I can also take notes on the watch too but I still need to navigate to get it to recognize "OK Google" before I say "Take a note" - then I would speak a note which then gets saved to my Wunderlist.
How many of you use a smartwatch and if so which one? Was it a good decision to get one or is it just another useless thing to charge every night?
Unlike a conventional watch - you can change the watch face when you get bored of it. Although I've still yet to come across something that I really like.
The anytime gallery app lets me store images on the watch - comes in handy when I need to reference visuals or whatever.
If you are a young guy who is a fitness fanatic - you may want to use this app to store "healthy" photos.
Many apps for Android Wear have terrible design which remind me of the time before Google introduced Material Design. I think as smartwatches are still relatively new, they are still trying to figure out what the UI should look and behave like. Even Apple Watch apps looks bad too.
Notifications come via my Xperia or over Wifi when the phone is not in range. I get a light buzz when a notification comes in. Some Android Wear apps are better than others. the LINE app is kinda bad as I can only see text messages. The WeChat app however shows me photos too and allows me to return voice to text messages.

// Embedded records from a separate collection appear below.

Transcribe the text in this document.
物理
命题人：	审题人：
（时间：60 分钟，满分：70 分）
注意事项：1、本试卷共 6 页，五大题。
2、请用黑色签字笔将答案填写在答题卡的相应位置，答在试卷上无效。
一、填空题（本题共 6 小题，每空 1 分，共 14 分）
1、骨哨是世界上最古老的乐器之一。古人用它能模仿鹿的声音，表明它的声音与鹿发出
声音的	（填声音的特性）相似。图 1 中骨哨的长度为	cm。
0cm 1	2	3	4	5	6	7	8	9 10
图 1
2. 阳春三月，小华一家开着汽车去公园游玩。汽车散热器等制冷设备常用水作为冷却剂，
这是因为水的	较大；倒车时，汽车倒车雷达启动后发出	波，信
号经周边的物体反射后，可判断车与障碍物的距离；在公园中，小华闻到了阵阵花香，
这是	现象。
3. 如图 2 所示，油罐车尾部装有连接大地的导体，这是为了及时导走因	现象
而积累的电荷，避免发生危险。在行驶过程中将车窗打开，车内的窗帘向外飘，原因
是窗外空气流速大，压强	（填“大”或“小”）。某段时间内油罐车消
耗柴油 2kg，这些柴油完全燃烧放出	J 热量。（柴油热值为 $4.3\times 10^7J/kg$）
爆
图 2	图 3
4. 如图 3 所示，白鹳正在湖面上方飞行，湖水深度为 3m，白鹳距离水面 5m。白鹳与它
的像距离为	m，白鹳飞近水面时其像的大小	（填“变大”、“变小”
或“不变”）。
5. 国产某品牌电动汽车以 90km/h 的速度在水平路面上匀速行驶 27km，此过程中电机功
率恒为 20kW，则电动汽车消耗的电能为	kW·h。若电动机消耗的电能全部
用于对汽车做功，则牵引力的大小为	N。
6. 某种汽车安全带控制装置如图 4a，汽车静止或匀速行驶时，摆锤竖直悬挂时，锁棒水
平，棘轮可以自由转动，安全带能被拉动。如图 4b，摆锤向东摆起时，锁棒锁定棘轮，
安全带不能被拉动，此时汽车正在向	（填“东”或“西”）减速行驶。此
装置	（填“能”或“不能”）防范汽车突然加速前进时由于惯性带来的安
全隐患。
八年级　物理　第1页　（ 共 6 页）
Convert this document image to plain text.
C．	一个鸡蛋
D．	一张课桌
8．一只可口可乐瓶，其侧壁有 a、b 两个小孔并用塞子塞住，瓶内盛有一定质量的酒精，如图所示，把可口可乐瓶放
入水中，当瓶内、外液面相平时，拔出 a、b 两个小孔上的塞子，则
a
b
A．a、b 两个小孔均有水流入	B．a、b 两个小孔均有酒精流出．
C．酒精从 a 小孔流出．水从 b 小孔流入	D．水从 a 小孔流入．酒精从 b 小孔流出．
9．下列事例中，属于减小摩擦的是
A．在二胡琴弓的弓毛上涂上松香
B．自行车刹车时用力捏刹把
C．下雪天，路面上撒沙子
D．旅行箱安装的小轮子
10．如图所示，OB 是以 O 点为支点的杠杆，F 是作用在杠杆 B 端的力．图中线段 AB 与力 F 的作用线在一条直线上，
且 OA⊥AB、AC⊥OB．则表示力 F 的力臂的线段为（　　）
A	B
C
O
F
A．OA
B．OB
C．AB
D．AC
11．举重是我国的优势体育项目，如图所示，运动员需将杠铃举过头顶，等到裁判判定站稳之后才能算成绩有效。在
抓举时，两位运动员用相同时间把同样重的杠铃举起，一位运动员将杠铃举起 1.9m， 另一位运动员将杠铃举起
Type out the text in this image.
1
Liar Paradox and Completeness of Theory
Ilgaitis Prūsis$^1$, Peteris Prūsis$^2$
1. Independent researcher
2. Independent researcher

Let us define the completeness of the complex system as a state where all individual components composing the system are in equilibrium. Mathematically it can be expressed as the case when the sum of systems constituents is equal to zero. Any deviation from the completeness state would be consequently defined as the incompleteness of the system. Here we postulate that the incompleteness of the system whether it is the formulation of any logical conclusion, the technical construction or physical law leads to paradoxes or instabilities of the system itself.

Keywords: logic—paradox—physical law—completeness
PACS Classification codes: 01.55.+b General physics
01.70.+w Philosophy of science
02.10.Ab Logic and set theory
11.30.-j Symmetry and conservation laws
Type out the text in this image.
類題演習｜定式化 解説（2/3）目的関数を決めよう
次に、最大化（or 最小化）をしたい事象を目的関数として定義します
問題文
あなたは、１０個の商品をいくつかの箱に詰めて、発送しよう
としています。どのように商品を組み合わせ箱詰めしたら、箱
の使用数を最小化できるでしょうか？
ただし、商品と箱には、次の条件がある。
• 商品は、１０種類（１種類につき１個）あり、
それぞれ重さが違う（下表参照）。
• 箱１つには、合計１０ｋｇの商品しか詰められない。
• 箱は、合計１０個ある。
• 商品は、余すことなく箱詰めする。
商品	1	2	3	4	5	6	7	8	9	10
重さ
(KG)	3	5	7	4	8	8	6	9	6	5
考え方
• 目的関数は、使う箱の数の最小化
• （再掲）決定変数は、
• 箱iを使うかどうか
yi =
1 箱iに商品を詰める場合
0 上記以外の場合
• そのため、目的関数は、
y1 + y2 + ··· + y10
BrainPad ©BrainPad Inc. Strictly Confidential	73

Not all apps on Android Wear look bad - like the fitness tracker for example which tracks how many steps I've taken, how many times I got up from my chair etc. I stand for most of the day so the stats for standing are kinda off.
When I first got the Huawei watch, the battery only lasted 5 hours. I googled around to see if there was something wrong with it but it turns out that my settings were not optimal. For a start, I turned off the "screen always on" and "wrist gestures" - the brightness is also set to 4.
Even with Wifi turned on, the watch now lasts a long time. From charging it once over night, I still have 85% battery left when I get home at about 7 or 8pm.
Android Wear comes with a companion app for Android where I can tune the settings of the watch.
In bright sunlight, the Huawei watch can be difficult to see but changing it to a lighter face design makes it easier.
The top watch obviously still looks great and legible in bright sunlight. The Huawei wins when it's dark at night though in terms of visibility.
The only thing I can't do anymore is wear this into the onsen as I did with the previous pair. First world problems eh?
How many of you are up to modding your watch into a double watch? If so I would love to see the result!